O REAL, A RUA E O GOVERNO
Edmar Bacha
O Globo, 30.06.2013, pp. 1 e 28
O Real completa 19 anos em meio a enormes manifestações populares nas
ruas brasileiras. O estopim para os protestos foram os reajustes em
junho dos preços das passagens dos ônibus no Rio e São Paulo,
normalmente feitos em janeiro ou fevereiro. O objetivo do governo
federal com o adiamento dos reajustes foi tentar impedir que a alta dos
preços superasse no início do ano o teto de 6,5% da meta de inflação.
Apesar de ter vindo acompanhado de controles do governo sobre os preços
da energia e da gasolina, de nada valeu aquele adiamento pois o teto da
meta de inflação estourou de qualquer jeito em março.
Durante a
preparação do Plano Real, há 19 anos, eram intensas as pressões sobre o
Ministro da Fazenda e sua equipe para congelar os preços quando da
introdução da nova moeda. A equipe econômica resistiu com sucesso a
essas pressões arguindo com o fracasso do Plano Cruzado, que foi baseado
no congelamento de preços e salários. O Real pôde então ser criado como
uma moeda na qual os preços refletiam livremente seus custos e não a
vontade dos governantes de mantê-los artificialmente baixos.
O atual
governo parece haver esquecido essa lição, ao tentar inutilmente
reprimir a inflação com controles de preços e desonerações fiscais. O
Ministro da Fazenda inventou uma tal de “nova matriz macroeconômica” que
supostamente permitiria fazer a quadratura do círculo, evitando que os
preços subissem apesar da expansão descontrolada do crédito e dos gastos
do governo. A Presidente da República, por sua vez, somente permitiu
que o Banco Central aumentasse tardiamente os juros quando as pesquisas
de opinião pública mostraram sua popularidade em rápido declínio por
causa da inflação alta, colocando em risco sua reeleição.
A
repressão pelo governo dos preços administrados vem minando a saúde
financeira da Petrobrás, da Eletrobrás e das demais concessionárias de
serviços públicos. Apesar disso, o povo nas ruas pede “passe livre” e
isso não somente para os transportes públicos. Por enquanto, a
resposta dos governos foi cancelar os reajustes dos preços dos ônibus e
metrôs. Mas de sua tribuna na presidência do Senado, Renan Calheiros
apresenta um projeto de lei para dar, Brasil afora, passe livre nos
ônibus para os estudantes. A demagogia ameaça correr solta em Brasília.
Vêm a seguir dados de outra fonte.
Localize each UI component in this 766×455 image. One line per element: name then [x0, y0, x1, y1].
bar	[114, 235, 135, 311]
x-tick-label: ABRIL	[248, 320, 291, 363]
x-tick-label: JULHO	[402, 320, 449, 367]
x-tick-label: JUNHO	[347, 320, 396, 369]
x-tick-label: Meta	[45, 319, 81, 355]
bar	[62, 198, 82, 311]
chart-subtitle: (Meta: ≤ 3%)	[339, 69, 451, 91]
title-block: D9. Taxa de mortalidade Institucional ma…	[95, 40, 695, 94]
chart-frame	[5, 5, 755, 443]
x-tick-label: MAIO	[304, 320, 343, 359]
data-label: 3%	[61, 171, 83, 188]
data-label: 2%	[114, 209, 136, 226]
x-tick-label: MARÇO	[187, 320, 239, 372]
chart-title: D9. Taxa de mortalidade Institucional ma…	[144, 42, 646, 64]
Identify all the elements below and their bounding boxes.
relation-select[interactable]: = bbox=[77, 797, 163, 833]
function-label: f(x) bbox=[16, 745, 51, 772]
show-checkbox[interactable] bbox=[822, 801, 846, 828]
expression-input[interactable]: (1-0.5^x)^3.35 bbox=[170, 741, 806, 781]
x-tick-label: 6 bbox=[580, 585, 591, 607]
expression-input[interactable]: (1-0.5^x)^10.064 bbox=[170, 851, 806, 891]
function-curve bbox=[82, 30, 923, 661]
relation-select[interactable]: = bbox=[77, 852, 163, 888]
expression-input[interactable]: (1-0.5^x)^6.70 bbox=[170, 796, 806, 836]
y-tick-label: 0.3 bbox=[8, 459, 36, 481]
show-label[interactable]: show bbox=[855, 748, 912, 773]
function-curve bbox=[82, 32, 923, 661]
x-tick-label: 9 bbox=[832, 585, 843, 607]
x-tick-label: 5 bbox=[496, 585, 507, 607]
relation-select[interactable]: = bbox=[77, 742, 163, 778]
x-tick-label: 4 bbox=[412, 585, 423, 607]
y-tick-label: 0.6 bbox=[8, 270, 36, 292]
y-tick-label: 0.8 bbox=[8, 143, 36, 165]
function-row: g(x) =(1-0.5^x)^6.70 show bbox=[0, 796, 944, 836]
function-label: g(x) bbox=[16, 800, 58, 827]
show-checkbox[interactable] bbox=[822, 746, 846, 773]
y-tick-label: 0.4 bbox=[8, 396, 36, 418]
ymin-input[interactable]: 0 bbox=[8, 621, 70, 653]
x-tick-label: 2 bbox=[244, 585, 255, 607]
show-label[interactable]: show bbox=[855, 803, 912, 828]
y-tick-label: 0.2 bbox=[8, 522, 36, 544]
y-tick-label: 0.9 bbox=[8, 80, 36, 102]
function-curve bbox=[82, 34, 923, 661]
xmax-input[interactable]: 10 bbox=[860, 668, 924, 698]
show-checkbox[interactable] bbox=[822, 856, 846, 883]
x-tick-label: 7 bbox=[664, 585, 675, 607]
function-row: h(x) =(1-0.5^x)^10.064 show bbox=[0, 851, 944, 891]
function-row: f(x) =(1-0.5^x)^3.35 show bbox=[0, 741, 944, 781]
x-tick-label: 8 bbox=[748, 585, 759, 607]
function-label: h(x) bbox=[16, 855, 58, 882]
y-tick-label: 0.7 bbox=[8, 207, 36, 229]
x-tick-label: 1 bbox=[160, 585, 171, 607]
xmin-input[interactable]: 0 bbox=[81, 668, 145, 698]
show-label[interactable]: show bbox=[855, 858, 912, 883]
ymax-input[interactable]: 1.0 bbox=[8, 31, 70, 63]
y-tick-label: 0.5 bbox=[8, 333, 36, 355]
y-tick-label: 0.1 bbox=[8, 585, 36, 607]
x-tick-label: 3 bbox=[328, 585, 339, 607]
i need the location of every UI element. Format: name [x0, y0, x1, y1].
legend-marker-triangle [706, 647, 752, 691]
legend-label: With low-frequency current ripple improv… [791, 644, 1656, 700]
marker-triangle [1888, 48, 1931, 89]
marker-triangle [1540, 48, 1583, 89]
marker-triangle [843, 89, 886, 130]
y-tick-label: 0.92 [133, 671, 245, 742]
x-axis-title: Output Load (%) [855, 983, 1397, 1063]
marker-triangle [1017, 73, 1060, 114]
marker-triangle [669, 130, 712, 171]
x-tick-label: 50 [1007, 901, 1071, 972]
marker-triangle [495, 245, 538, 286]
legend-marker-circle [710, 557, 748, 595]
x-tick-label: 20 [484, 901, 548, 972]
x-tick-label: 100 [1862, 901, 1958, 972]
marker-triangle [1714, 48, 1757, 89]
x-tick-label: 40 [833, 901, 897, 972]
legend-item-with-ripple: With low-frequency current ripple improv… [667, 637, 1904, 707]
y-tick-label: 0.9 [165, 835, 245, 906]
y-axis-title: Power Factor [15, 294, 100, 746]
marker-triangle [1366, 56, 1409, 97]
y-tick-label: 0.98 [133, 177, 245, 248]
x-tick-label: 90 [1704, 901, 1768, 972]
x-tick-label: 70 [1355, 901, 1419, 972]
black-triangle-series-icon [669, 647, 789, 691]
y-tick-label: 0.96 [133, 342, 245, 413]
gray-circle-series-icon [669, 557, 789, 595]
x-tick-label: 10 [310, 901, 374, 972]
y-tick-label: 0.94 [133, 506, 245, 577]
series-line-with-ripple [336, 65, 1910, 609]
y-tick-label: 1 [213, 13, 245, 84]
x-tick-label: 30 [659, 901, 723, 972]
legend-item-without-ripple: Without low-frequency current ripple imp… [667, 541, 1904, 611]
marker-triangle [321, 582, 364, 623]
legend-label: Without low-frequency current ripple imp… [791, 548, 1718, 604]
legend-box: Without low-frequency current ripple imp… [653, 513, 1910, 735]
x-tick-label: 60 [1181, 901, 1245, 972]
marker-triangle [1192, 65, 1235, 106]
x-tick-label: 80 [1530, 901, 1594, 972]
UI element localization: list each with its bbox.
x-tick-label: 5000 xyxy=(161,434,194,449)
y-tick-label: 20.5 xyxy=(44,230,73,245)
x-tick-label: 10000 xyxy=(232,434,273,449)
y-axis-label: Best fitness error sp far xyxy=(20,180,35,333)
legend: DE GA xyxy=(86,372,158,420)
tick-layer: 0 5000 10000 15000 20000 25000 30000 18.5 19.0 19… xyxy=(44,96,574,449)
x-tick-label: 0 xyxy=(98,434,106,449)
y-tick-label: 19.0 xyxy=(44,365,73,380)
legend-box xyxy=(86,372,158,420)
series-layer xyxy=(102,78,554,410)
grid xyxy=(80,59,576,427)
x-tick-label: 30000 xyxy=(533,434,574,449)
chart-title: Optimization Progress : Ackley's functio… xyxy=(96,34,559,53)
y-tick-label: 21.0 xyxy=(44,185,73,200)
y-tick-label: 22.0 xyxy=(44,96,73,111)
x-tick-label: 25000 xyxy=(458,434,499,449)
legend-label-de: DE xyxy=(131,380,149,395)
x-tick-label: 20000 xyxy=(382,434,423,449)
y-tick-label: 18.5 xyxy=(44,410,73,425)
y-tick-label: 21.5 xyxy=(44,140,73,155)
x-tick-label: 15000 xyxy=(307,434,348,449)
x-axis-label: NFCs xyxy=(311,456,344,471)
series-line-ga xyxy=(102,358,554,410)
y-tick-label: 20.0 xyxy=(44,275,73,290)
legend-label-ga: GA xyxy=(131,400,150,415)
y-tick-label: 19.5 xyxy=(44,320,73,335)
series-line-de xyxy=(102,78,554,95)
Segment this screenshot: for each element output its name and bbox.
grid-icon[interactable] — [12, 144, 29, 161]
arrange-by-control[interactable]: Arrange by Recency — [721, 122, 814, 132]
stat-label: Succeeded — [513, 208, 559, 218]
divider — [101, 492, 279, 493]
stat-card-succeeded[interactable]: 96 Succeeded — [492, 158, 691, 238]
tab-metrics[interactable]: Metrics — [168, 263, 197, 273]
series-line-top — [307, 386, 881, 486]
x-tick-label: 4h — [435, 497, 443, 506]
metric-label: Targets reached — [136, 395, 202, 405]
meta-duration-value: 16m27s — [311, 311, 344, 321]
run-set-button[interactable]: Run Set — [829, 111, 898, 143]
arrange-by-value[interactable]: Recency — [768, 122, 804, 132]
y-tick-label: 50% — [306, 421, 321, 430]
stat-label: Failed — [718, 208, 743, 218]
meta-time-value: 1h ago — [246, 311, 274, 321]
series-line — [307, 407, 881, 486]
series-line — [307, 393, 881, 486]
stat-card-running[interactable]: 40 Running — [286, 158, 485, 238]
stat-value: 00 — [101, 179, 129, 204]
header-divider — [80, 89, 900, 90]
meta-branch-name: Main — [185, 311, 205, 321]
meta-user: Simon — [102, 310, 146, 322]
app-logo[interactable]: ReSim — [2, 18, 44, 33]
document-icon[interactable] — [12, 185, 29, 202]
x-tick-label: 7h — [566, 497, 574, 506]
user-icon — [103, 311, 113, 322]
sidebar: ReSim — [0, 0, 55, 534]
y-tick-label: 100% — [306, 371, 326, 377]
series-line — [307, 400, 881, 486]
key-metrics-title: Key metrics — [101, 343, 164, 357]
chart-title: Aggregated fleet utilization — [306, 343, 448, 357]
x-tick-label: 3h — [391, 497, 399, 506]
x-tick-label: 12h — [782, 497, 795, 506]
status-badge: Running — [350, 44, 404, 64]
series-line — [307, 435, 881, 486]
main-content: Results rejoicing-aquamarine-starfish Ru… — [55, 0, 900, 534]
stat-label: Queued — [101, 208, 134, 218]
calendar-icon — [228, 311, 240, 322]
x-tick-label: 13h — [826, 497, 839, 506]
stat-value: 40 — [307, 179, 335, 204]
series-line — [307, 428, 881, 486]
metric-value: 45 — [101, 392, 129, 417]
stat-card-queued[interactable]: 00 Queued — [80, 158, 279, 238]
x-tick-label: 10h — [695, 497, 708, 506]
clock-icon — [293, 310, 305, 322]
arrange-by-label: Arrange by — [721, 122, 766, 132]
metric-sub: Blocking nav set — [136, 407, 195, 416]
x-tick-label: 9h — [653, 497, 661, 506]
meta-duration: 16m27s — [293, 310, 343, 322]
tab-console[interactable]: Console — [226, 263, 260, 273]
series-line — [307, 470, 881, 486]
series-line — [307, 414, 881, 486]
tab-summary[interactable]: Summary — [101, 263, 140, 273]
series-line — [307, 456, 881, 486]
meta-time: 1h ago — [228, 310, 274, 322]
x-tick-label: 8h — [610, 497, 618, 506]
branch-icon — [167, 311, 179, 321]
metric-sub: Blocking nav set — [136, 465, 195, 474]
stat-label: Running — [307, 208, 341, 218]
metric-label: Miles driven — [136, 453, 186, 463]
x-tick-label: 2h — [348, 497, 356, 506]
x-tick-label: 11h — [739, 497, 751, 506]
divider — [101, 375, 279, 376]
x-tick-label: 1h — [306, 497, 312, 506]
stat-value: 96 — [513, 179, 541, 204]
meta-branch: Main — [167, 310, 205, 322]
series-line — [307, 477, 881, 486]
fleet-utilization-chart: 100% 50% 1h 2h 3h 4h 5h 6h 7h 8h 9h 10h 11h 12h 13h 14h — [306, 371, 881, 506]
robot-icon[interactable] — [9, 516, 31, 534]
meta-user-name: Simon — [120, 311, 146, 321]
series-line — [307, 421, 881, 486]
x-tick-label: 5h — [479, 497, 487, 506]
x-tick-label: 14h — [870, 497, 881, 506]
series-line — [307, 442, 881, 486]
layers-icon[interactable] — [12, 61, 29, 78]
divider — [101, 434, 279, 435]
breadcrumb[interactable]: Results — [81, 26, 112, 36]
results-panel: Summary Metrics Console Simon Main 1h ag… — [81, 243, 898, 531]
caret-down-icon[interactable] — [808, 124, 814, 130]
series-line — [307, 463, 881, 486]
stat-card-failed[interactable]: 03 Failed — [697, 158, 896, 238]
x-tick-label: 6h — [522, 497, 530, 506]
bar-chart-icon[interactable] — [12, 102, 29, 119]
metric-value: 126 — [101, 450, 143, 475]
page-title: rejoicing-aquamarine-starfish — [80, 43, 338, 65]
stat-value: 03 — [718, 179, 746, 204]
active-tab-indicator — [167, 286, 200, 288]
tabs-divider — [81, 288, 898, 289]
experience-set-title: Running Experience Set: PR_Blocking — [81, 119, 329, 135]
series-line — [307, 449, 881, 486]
Sempre antenados, os investidores tratam de se livrar das ações das
concessionárias de serviços públicos, ao antecipar que doravante será
difícil manter os reajustes de preços programados. Nesse ambiente
conturbado, cabe perguntar o que acontecerá com os leilões de concessão
de rodovias, ferrovias, portos e aeroportos programados para o final do
ano. Será que grupos empresariais sérios se candidatarão a adquirir
concessões que já vêm com o rótulo da “modicidade tarifária”, quando a
demanda das ruas é por tarifas menores do que as atuais?
Esse
encolhimento dos investidores ajuda o dólar a disparar e se agrega à
alta dos juros para piorar as perspectivas da economia. A consequência
provável é que os pibinhos que se vêm manifestando desde 2011
continuarão a mostrar sua cara feia neste e no próximo ano. Não é só a
cara, o nome também é feio: trata-se da estagflação, uma combinação de
estagnação com inflação.
O governo colhe os frutos de se ter
comportado como o proverbial aprendiz de feiticeiro. Brincou com a
inflação que tanto custou a ser contida há 19 anos, ao promover uma
expansão descontrolada do crédito dos bancos públicos e dos gastos
governamentais, ao postergar os reajustes dos preços controlados e ao
não deixar o Banco Central atuar a tempo para conter a alta dos preços.
Agora terá que lidar não só com as novas demandas populares mas também
com a estagflação que ronda a economia do país.
Resta-nos torcer
para que o despertar do Brasil que se manifesta nas ruas de todo o país
produza tempos melhores para todos nós.
Edmar Bacha é economista. Foi membro das equipes econômicas do Plano Cruzado e do Plano Real.